While the UN devotes its human rights operations to the demonization of the democratic state of Israel above all others and condemns the United States more often than the vast majority of non-democracies around the world, the voices of real victims around the world must be heard.
Original source
One evening in late June, gunmen stormed a village in northern Burkina Faso and ordered people who had been chatting outside to lie down.
Then the armed strangers checked everyone's necks, searching for jewelry. They found four men wearing crucifixes - Christians. They executed them.
The murders in Beni, reported by Catholic leadership in the region, followed attacks on churches in the West African nation that have left at least two dozen people dead since February, according to local news reports. It was the second time in as many months that militants singled out worshipers wearing Christian imagery.
A spreading Islamist insurgency has transformed Burkina Faso from a peaceful country known for farming, a celebrated film festival and religious tolerance into a hotbed of extremism.
The trouble began three years ago with a grim domino effect: Militants trickled in from neighboring Mali, which was wrestling with its own insurgency - and many carried weapons from the 2011 collapse of Libya.
Attacks by fighters linked to the Islamic State and al-Qaeda have quadrupled since 2017 in Burkina Faso, according to the Africa Center for Strategic Studies in Washington. The violence has pushed at least 70,000 people to flee their homes since January, estimates the United Nations.

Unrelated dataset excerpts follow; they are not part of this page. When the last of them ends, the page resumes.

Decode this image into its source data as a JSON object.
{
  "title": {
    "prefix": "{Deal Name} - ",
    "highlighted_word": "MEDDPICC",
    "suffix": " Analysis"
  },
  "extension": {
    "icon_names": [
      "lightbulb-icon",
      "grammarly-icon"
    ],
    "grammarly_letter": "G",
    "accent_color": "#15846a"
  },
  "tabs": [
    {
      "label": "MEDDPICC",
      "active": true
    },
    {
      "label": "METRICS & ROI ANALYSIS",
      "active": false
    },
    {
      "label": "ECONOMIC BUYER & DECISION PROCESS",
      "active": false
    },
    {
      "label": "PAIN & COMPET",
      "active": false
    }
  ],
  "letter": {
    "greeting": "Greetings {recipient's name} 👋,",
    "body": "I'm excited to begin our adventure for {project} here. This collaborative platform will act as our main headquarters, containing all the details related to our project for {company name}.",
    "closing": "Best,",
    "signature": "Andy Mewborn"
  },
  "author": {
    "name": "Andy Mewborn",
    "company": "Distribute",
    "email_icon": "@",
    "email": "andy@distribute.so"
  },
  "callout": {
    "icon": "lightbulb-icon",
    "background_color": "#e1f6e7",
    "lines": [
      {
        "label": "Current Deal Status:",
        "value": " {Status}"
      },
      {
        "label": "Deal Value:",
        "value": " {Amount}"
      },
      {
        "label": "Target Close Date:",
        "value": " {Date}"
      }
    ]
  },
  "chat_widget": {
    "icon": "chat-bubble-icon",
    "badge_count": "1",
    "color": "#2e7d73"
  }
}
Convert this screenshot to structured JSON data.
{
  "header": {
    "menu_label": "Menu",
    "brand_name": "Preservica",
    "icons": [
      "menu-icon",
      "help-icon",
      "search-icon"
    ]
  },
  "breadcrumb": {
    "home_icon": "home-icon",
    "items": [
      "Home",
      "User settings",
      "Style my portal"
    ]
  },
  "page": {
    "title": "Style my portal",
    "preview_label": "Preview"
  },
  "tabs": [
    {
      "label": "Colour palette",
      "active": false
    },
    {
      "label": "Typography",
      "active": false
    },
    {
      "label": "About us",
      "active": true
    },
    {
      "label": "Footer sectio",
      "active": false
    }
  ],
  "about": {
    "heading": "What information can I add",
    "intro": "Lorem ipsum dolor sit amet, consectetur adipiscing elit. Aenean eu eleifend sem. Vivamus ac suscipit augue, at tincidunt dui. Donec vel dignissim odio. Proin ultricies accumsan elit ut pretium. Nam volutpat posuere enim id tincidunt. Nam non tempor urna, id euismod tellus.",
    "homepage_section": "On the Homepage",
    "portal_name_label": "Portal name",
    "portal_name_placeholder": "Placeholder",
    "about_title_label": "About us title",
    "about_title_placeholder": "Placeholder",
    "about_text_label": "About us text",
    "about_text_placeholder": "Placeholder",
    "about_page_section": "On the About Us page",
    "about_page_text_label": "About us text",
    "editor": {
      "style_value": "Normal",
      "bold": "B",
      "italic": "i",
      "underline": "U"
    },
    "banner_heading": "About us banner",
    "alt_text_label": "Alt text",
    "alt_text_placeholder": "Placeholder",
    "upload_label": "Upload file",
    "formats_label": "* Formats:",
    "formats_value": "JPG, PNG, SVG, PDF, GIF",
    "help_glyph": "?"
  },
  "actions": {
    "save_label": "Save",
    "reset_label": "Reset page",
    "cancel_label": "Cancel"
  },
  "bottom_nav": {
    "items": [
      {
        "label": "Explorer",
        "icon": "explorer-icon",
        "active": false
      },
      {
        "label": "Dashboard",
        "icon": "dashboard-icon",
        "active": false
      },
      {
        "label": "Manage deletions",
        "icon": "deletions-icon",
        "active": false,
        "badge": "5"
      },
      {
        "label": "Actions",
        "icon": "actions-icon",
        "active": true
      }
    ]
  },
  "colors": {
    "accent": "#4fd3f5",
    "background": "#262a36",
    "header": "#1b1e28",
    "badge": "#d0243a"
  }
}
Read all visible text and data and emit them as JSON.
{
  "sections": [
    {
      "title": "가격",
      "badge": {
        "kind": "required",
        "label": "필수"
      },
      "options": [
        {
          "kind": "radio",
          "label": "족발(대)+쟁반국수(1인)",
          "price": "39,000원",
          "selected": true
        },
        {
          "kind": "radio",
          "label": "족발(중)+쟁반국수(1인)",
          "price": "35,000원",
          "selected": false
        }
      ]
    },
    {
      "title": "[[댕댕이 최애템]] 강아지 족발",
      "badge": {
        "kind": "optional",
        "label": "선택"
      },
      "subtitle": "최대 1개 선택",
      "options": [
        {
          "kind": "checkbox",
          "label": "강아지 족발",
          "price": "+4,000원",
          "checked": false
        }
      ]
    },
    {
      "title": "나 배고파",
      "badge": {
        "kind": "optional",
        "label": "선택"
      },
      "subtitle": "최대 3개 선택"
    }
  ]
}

The death toll from the conflict is hard to pin down, analysts say, but the majority of victims have been Muslim. Islamist groups killed approximately 1,110 people in the region last year, according to the Africa Center - a surge from 218 in 2016.
The attacks aimed at Christians signal a shift in the militants' strategy from indiscriminate gunfire to attempts at dividing communities as they seek to quash any trace of Western influence, said Chrysogone Zougmore, president of the Burkinabe Movement for Human and Peoples' Rights, a victim advocacy group in the country's capital, Ouagadougou.
"They are planting seeds of a religious conflict," Zougmore said. "They want to create hate. They want to create differences between us."
Most people in Burkina Faso are Muslim, but a Christian minority - now about a quarter of the population - has worshiped in the country of roughly 19 million for more than a century.
People generally get along, regardless of how they pray. Neighbors dance, drink and watch soccer together. Children grow up in homes with a mix of traditions.
"You can't tell the Christians from the Muslims in the street," said Zougmore, a Christian married to a Muslim.
Terrorists seem to want to destroy that harmony, said Illia Djadi, senior analyst for sub-Saharan Africa at Open Doors International, a group focused on helping persecuted Christians. They initially targeted military troops, fancy hotels and schools. Now, he said, they appear to be trying to drive non-Muslims out of the north.
"They appear to be using a 'divide and conquer' strategy," Djadi said.
Attacks explicitly against Christians in Burkina Faso hadn't happened before this spring, he said.
In February, militants sought out and killed a Catholic priest in the eastern town of Bittou, according to local news reports.
In April, they interrupted a Protestant church service in northern Silgadji, demanding that everyone convert to Islam. Then they led five men who were wearing crosses outside and shot them, said Nebie Badiou, head of a Baptist church association in Ouagadougou.
"It's one thing to be Christian, and it's another to publicly show Christ with a cross," Badiou said. "They were sending a signal: Do not display your faith."
In May, gunmen torched a church in another northern village, claiming the lives of a priest and five parishioners. They struck a procession the next day, killing four. They ambushed a Sunday mass in the same region two weeks later, killing four, local media reported.
Then came the June attack, which led to the deaths of the four men wearing crucifixes, bishops confirmed.
And earlier this month, they killed three worshipers in attacks on Protestant and Catholic churches in the eastern city of Tialboanga.
"We're very afraid," said Yacouba Lido, 30, a Christian who works as a translator for nonprofit groups in the country.
Lido, who lives in the center of Burkina Faso, visited northern villages twice this summer to talk to people who witnessed attacks.
"They're all running away," he said. "I saw people coming back on donkeys and bikes - all moving toward the capital."
Islamist fighters are gaining territory in places the military cannot reach, said Emily Estelle, senior analyst for the Critical Threats Project at the American Enterprise Institute in Washington, which tracks the spread of terrorism.
Extremists - homegrown and some suspected to have trained in Afghanistan - are aiming to "destabilize the country and take control of Muslim communities," she co-wrote in report this month on the issue.
Religious leaders in Burkina Faso are pleading for help.
"If the world continues to do nothing," Bishop Laurent Dabire, president of the Episcopal Conference of Burkina Faso and Niger, said in an Aug. 1 statement, "the result will be the elimination of the Christian presence."